We will now fit the correlation between the BlobID and mass flow of that compound in the smoke. We will then test it on the test data.

from sklearn.ensemble import RandomForestRegressor

model = RandomForestRegressor()
model.fit(X_train.values.reshape(-1, 1), Y_train.values.reshape(-1, 1))

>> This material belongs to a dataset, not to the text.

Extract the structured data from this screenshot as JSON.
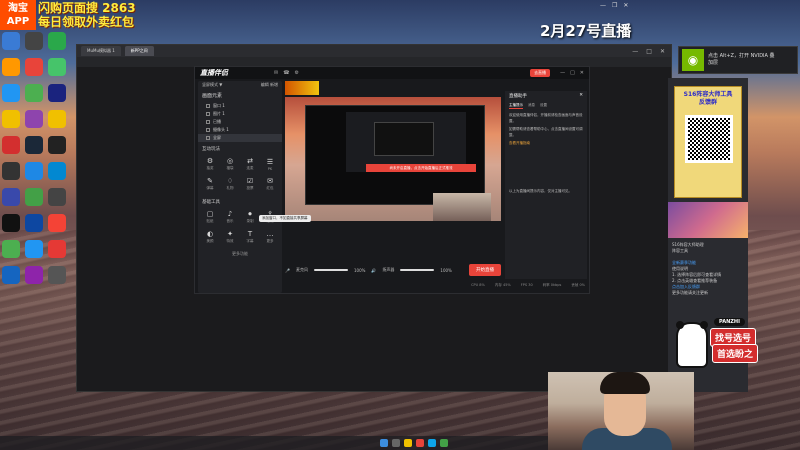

/tmp/ipykernel_2274/1210977809.py:4: DataConversionWarning: A column-vector y was passed when a 1d array was expected. Please change the shape of y to (n_samples,), for example using ravel().
  model.fit(X_train.values.reshape(-1, 1), Y_train.values.reshape(-1, 1))

RandomForestRegressor()
In a Jupyter environment, please rerun this cell to show the HTML representation or trust the notebook.
On GitHub, the HTML representation is unable to render, please try loading this page with nbviewer.org.
import matplotlib.pyplot as plt 

plt.plot(X_train.values.reshape(-1, 1), Y_train.values.reshape(-1, 1), '.')
plt.plot(X_test.values.reshape(-1, 1), Y_test.values.reshape(-1, 1), '.')
plt.plot(X_test.values.reshape(-1, 1), model.predict(X_test.values.reshape(-1, 1)), '.')
plt.xlabel('BlobID')
plt.ylabel('Mass Concentration of Compound in Smoke (ng/m3) ')
plt.legend(['Train Data', 'Test Data', 'Prediction']);
../../_images/wildfire_dataset_17_0.png

This model is not too conclusive about the mass concentration of the compound based on it’s BlobID. This could be due to the data being collected at multiple plots and both measured on the ground and in the air. To improve upon this, you can try and see if there is a correlation between the mass concentration of a compound at a certain plot, or the elevation during a burn.

There are also several other paths you can take for your project. However, this simple model does show how you can load in the data and start to use it.